Group commands into modules with nested dicts and separate enums per level. The returned `command` is a tuple of enum members.

```python
class Top(enum.Enum):
    model = "model"  # model operations
    data = "data"    # data operations

class ModelCmd(enum.Enum):
    train = "train"
    eval = "eval"

class DataCmd(enum.Enum):
    process = "process"

command, config = parse_args_with_commands(
    commands={
        Top.model: {
            ModelCmd.train: TrainConfig,
            ModelCmd.eval: EvalConfig,
        },
        Top.data: {
            DataCmd.process: ProcessConfig,
        },
    },
    description="My ML CLI",
)

# command == (Top.model, ModelCmd.train)
if command[0] == Top.model:
    if command[1] == ModelCmd.train:
        ...
```

```bash
mycli model train --lr 0.01
mycli data process --workers 8
mycli --help          # shows command tree
mycli model --help    # shows model sub-commands
```

#### Shared Config Across Commands

Embed a common config as a nested field.
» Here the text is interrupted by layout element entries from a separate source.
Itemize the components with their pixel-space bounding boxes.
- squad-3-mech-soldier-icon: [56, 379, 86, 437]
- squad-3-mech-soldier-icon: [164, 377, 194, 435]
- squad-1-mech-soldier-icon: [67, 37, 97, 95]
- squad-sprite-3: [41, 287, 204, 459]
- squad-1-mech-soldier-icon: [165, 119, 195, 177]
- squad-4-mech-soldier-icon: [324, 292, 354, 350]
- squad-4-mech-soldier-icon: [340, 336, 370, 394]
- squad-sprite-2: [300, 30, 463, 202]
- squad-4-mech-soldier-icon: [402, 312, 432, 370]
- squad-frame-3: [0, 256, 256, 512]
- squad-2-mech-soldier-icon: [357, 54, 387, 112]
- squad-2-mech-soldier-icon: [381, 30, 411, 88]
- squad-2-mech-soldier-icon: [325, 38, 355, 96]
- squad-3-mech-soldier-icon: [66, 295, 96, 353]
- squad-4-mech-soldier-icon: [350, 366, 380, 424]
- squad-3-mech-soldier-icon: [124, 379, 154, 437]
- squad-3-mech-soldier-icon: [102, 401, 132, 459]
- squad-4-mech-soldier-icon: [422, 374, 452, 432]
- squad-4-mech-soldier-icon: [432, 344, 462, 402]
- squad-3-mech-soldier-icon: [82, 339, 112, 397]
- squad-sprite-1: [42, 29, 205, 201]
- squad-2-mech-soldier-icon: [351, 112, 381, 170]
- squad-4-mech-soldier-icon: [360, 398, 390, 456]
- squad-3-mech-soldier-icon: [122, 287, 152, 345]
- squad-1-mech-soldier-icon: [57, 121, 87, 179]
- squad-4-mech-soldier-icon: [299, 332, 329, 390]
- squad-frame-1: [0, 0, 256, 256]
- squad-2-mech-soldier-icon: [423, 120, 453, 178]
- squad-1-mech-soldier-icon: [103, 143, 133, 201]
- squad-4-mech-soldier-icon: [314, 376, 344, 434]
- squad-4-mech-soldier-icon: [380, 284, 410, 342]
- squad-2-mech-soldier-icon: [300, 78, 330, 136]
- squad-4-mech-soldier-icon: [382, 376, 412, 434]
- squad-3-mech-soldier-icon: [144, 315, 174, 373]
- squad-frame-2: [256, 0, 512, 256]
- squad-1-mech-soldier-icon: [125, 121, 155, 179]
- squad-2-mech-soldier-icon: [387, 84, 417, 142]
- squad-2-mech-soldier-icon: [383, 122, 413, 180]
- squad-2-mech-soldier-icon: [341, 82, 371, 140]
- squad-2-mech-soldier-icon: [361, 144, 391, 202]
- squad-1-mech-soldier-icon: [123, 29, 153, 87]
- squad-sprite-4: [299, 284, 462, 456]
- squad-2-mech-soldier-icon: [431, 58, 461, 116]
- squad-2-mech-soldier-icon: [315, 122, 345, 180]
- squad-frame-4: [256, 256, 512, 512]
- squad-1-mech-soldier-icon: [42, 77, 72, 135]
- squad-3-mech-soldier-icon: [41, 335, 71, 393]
Short aliases are created automatically for unique field names.

```python
@dataclass
class CommonConfig:
    verbose: bool = False

@dataclass
class TrainConfig:
    lr: float = 0.001
    common: CommonConfig = field(default_factory=CommonConfig)
```

```bash
mycli train --verbose true          # alias for --common.verbose
mycli train --common.verbose true   # full path always works
```

## Help Output Ordering

Arguments in `--help` are sorted by: required first, then by nesting depth (shallow first), then alphabetically.